Dans une déclaration lue hier samedi 28 Mars 2020, il condamne les violences survenues lors du double scrutin législatif et reférendaire du 22 Mars dernier dans la préfecture de Nzérékoré.

Le collectif a constaté à la suite des enquêtes menées sur le terrain dans les quartiers comme Belle-vue, Dorota, Wessoua, Sokoura 1 et 2, Nakoyakpala, Boma, Gbanghana, Gonia 2 et 3, Horoya II, Kwitèyapoulou dans la commune urbaine de Nzérékoré les faits ci-après :

1-La présence de groupe d’assaillants et de malfaiteurs :
Le collectif a constaté la présence de groupes d’assaillants mobiles qui commettaient par quartier des assassinats, des destructions et des pillages. Selon les groupes d’auto-défense constitués par quartier, il y avait aussi la présence des Donzos armés et de groupes d’individus habillés dans des habits traditionnels, tous accusés d’exactions.

2-Des blessés et des pertes en vies humaines:
Le collectif a dénombré auprès des familles de victimes au moins 22 morts par incendie, bastonnade, fusillade et autres atrocités ainsi que la disparition de plusieurs personnes.
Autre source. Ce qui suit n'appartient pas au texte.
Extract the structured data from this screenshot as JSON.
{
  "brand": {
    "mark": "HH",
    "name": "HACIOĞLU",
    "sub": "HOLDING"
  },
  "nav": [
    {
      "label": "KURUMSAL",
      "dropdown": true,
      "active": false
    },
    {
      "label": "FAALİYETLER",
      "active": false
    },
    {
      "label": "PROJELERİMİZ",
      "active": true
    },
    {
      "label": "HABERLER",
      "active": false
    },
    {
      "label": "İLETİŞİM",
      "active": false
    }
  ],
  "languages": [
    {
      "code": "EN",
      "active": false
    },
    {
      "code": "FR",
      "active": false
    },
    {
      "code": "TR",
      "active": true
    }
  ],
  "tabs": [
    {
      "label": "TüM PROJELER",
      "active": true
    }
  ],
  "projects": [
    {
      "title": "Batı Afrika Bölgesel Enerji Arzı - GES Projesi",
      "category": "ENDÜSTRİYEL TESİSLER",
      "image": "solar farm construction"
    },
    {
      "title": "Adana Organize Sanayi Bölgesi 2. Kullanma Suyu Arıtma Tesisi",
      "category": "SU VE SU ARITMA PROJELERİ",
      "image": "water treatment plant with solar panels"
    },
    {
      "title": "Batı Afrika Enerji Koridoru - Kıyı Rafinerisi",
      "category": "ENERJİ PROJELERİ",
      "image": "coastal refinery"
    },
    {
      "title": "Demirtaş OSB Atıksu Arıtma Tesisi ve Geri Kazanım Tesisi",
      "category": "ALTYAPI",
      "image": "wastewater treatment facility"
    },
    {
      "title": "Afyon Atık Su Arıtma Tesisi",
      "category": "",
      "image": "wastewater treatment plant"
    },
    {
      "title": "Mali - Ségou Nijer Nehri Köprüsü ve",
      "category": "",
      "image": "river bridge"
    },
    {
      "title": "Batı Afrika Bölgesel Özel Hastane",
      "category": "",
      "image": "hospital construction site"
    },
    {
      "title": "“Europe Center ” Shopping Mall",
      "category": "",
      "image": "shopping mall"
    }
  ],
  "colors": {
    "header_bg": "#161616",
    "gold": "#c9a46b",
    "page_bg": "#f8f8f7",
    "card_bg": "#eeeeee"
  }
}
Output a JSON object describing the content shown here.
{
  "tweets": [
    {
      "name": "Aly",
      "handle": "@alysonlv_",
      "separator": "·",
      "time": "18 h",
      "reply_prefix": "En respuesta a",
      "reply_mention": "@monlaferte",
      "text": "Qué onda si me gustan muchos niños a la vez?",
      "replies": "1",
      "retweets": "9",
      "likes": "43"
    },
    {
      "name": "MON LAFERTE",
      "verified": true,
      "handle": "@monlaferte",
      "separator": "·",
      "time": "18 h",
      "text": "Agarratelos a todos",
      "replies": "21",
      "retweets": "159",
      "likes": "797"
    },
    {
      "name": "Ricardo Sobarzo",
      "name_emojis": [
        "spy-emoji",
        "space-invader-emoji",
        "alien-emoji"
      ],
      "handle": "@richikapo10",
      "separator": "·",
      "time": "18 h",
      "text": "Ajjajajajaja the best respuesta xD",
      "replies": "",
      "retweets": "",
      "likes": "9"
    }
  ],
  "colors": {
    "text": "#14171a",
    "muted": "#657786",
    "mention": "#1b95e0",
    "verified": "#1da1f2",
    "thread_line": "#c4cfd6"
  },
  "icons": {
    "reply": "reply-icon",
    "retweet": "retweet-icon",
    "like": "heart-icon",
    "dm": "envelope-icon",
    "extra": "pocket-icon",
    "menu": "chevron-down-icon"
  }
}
Le bilan des blessés s’élève environs à 100 personnes.

3-Des destructions d’édifices privés et publiques :
La destruction de plus d’une trentaine de maisons d’habitation familiale et de lieux de cultes.

4- La situation des personnes interpellées :
Pour le collectif plus d’une centaine de personnes ont été arrêtées, dont certains avec des armes blanches (machettes, gourdins, pieds de biche, couteaux et arc) et d’autres avec des armes à feu, certains ont commis des assassinats et d’autres ont commis des trouble à l’ordre public, avec des incendies volontaires et port d’habits traditionnels parés de fétiches.

5-De l’attitude des forces de défense et de sécurité :
Selon le collectif les forces de défense et de sécurités n’ont pas intervenu à temps ou même ne sont pas venues au secours, quand les citoyens étaient en danger. Il a été recueilli aussi que certains militaires ont tiré sur les citoyens à bout portant et que des balles perdues venant des coups de sommations tirés par d’autres militaires ont fait des victimes.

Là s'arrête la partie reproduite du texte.